Jon Kesselman is the Canada Research Chair in Public Finance and a professor in Simon Fraser University's School of Public Policy
Economists who toil in the policy area often wait years to get the satisfaction of seeing their proposals implemented, and most often they get nothing at all.
Thus, I was gratified to see that the British Columbia government has decided to adopt much of my proposal last year for "saving" the HST -- contingent, of course, on the outcome of the provincial referendum. And as customary in these matters, the economic analyst gets either more or less than he or she had recommended.
My analysis of the HST (revised and extended version to be published in the June, 2011, issue of Canadian Public Policy) found that the net impact on B.C .consumers has been to raise the cost of living by just 0.5 to 0.6 of 1 per cent. The data suggests a high degree of pass-through to consumers of the business tax savings from the HST. Accordingly, I recommended that the B.C. portion of the HST be trimmed by 1 percentage point. Given that the HST covers about 55 per cent of all consumer spending, this rate cut would fully insulate B.C. consumers from the switch to HST.
I also suggested that B.C. corporate income taxes could be increased somewhat if more revenue was needed to fill the gap. Even with a small increase in the corporate rate, retention of the HST was sufficiently important to the future growth of the B.C. economy that it would be a small price to pay -- and could be reversed in the future when budgetary conditions permitted. I further suggested that with an HST rate cut that insulated consumers at all incomes, the compensatory HST credits could be reduced or eliminated.
My original proposals were advanced in two op-ed columns in the Vancouver Sun last fall. A Sun editorial on the HST in late November stated that the "Kesselman proposal" was worthy of serious consideration. Kevin Falcon, then a contender for the B.C. Liberal Party leadership, took up my proposal by suggesting a one or two point cut in the HST. Now, as B.C. Finance Minister, he has had the opportunity to move forward with this approach.

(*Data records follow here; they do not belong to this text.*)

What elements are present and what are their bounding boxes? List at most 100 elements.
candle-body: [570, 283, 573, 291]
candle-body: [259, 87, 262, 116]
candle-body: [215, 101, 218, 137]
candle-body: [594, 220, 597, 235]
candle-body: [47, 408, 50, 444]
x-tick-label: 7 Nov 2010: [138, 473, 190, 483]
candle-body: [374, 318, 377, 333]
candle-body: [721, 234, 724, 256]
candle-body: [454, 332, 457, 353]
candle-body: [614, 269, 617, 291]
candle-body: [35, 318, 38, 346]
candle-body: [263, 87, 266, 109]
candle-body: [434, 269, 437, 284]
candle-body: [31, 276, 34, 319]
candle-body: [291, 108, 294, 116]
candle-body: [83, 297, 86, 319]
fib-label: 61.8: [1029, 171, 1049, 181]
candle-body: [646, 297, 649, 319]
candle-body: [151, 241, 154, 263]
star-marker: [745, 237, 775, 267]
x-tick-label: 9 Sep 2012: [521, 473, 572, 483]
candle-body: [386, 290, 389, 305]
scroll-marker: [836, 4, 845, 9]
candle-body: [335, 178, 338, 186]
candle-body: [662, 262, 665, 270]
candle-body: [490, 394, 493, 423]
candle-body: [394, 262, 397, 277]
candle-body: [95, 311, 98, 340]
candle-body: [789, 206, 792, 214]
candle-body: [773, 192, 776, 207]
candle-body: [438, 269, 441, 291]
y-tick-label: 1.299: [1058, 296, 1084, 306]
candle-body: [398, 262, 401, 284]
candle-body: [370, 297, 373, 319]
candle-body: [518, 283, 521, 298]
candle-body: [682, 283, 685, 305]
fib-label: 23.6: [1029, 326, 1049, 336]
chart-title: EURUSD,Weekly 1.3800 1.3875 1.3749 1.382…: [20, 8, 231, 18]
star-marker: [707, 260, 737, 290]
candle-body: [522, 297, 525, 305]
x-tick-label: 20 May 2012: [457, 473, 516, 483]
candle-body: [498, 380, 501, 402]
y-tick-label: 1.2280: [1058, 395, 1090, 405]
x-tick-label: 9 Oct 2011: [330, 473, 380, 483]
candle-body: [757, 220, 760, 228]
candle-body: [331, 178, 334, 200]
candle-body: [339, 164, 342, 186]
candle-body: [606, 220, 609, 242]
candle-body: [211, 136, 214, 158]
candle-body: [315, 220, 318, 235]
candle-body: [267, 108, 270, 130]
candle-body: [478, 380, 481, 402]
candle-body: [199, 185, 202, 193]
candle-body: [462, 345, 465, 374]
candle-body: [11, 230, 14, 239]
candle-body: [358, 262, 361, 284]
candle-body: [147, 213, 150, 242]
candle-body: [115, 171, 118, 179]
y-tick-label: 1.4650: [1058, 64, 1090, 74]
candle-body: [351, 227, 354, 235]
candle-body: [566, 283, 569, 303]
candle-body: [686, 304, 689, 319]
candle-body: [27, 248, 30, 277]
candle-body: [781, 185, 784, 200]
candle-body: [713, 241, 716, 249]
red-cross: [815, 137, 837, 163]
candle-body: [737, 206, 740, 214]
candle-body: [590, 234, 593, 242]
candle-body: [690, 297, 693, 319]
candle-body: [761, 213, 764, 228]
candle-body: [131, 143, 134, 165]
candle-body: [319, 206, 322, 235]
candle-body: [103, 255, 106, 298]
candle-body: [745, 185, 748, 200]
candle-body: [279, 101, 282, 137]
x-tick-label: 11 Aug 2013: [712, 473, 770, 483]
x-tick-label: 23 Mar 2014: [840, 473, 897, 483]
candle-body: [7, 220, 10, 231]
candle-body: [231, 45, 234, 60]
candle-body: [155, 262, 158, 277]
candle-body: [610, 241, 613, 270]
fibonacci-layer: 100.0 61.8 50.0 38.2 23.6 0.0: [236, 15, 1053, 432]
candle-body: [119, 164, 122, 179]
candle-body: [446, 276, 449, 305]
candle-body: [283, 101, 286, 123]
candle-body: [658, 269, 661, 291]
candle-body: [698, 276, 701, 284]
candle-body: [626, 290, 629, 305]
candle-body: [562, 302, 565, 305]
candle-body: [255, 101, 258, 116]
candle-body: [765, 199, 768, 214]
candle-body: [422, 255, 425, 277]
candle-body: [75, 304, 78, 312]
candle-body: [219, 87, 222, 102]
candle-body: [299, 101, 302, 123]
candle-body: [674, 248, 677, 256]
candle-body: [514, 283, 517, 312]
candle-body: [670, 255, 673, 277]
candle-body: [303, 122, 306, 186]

But as I said, economic policy analysts typically get -- if anything at all -- either more or less than they might wish. A two-point cut in the B.C. HST is twice the amount needed to insulate consumers from the HST price impact. It would not only reverse the HST's impact on consumers but leave them with prices including the HST about half a per cent lower than they would have been under the old sales tax.
Giving B.C. taxpayers and consumers more than needed to compensate them might be good politics. But it is costly in terms of revenues for a province that is seeking to restore budgetary balance and also maintain needed public services. This reduced reliance on the HST also represents a shift in B.C.'s overall tax mix away from the most economically efficient way of collecting revenues. Corporate income tax, in contrast, is the most economically damaging of the major revenue sources.
And paying rebates to families with children and lower-income seniors during the transition to the first of the two one-point rate cuts further dips into provincial revenues. My research (and parallel research for Ontario) has found that the poor and low earners have been net beneficiaries of the HST because their HST credits exceed their incremental tax burdens. Moreover, low-income seniors have been doubly compensated because they get not only the HST credits but also indexing of their OAS and GIS benefits for the small inflation caused by the switch to HST.
Over all, though, I'm not complaining about the B.C. government's strategy to muster public support for retaining the HST. A return to the old provincial sales tax would be costly to provincial revenues and also to the future growth of the B.C. economy. In my view, two loaves are better than none -- even if my order was for a single loaf.